Al contrario, la stragrande maggioranza delle gelaterie utilizza come base un semilavorato in polvere per ottenere un gelato cremoso, strutturato, voluminoso e sapido al gusto contenente latte scremato in polvere, sciroppo di glucosio disidratato, destrosio, proteine del latte, grassi vegetali (cocco, palma), emulsionanti: E471, E 472a, E 472b, E 477, addensanti: E 466, E410, E412, aromi, sale.

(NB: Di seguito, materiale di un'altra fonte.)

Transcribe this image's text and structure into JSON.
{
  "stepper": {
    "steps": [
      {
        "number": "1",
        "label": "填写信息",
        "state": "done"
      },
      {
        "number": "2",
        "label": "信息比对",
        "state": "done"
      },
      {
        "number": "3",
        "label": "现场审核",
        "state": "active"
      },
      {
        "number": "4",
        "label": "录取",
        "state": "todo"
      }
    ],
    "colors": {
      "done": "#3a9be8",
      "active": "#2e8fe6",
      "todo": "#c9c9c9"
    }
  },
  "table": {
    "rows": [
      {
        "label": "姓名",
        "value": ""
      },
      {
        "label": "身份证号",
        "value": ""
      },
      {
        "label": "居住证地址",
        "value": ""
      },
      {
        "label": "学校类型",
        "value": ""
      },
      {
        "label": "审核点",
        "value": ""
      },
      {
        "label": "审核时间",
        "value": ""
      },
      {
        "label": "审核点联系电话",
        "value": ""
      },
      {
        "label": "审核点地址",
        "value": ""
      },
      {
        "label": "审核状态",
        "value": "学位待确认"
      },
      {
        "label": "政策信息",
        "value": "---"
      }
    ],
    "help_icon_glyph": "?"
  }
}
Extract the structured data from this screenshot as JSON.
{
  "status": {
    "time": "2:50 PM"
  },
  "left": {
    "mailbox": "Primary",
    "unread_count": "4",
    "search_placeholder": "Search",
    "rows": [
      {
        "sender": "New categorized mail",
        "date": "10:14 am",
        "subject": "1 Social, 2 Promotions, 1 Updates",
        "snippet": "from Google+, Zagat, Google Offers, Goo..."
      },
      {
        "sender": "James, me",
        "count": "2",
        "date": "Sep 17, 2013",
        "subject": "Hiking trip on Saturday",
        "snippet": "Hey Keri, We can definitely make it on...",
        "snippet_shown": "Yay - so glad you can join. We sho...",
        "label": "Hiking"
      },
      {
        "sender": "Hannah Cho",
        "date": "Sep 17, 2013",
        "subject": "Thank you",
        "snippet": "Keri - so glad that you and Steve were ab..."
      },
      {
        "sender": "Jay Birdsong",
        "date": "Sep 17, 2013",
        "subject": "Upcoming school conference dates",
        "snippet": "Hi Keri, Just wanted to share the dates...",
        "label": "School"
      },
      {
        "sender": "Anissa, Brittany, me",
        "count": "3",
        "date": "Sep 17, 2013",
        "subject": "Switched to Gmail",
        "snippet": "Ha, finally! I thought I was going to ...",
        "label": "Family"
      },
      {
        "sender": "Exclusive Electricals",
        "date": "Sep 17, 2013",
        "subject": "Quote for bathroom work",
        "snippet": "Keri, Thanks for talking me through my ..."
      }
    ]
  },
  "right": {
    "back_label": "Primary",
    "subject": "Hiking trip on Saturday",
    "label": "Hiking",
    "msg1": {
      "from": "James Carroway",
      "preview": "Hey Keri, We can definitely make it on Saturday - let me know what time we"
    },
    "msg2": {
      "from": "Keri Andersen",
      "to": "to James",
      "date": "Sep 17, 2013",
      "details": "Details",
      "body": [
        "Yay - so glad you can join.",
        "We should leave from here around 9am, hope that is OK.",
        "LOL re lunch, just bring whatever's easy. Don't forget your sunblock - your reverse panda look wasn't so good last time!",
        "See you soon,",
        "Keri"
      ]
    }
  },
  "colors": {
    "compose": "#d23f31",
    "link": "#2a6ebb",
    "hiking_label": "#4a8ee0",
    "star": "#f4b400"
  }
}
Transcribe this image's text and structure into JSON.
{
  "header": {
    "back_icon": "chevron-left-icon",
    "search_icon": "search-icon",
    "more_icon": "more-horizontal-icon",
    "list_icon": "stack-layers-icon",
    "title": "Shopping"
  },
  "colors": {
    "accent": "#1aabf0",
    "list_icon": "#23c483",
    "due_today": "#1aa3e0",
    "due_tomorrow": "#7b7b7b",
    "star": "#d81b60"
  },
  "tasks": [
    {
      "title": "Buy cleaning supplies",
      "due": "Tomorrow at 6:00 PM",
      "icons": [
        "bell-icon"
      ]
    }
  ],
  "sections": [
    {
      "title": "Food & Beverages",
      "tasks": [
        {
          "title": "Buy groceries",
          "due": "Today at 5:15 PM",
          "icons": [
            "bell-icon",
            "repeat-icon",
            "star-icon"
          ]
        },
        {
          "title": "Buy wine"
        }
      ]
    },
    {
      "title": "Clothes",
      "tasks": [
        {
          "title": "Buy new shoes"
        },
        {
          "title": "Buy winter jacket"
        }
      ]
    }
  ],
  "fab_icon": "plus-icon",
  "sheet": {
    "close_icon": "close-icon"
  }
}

A questo andrà aggiunto un altro semilavorato in polvere, usato come stabilizzante, che a sua volta può contenere: destrosio, addensante E412, amido, poi l’aggiunta di una pasta insaporente, come ad esempio il pistacchio [pistacchi (oltre il 90%), olio di girasole, sale, estratti vegetali, emulsionante: E322, colorante: E 133, antiossidante: E 307, e infine l’aggiunta di acqua, panna, latte per avere un prodotto dalla consistenza e la cremosità tipica del gelato. Ma non è solo l’impiego dei “semilavorati” a declassare il gelato dal punto di visto nutritivo, anche la qualità degli altri ingredienti aggiunti è fondamentale come sostituire il latte fresco di alta qualità con il latte UHT, il cioccolato pregiato con il surrogato, la panna fresca con la panna UHT, la frutta fresca con gli sciroppi di frutta, il caffè arabica con un robusta mediocre, il pistacchio siciliano di Bronte con i pistacchi importati dalla Turchia, le nocciole piemontesi con quelle di altri Paesi più a buon mercato.
Il tocco di classe dei veri maestri è invece inventare gusti e abbinamenti nuovi, proprio come fanno gli chef in cucina. In questo caso, però, il lavoro dell’artigiano consiste nello scegliere la frutta di stagione valutandone il grado di maturazione, con un’attenta selezione ai prodotti DOP, IGP o provenienti da agricoltura biologica, cercando di privilegiare le produzioni locali. L’alternativa è la frutta surgelata oppure puree simili alla marmellata da abbinare agli aromi per rafforzarne il sapore. Anche in questo caso la frutta, le puree e gli aromi non sono tutti uguali e la qualità dipende, come sempre, dal costo.
L’artigiano del gelato dovrebbe esporre tutti gli ingredienti di ogni singolo gusto e dichiarare l’origine degli stessi, perché è soltanto così che il consumatore può essere realmente informato (e garantito) sulla genuinità.
Considerando la vastità delle variabili, diventa infine molto difficile “quotare” i nutrienti contenuti in un gusto di gelato, a meno che non ci si avvalga di strumenti creati appositamente da professionisti del settore alla ricerca della qualità e della sicurezza alimentare come www.letichetta.eu.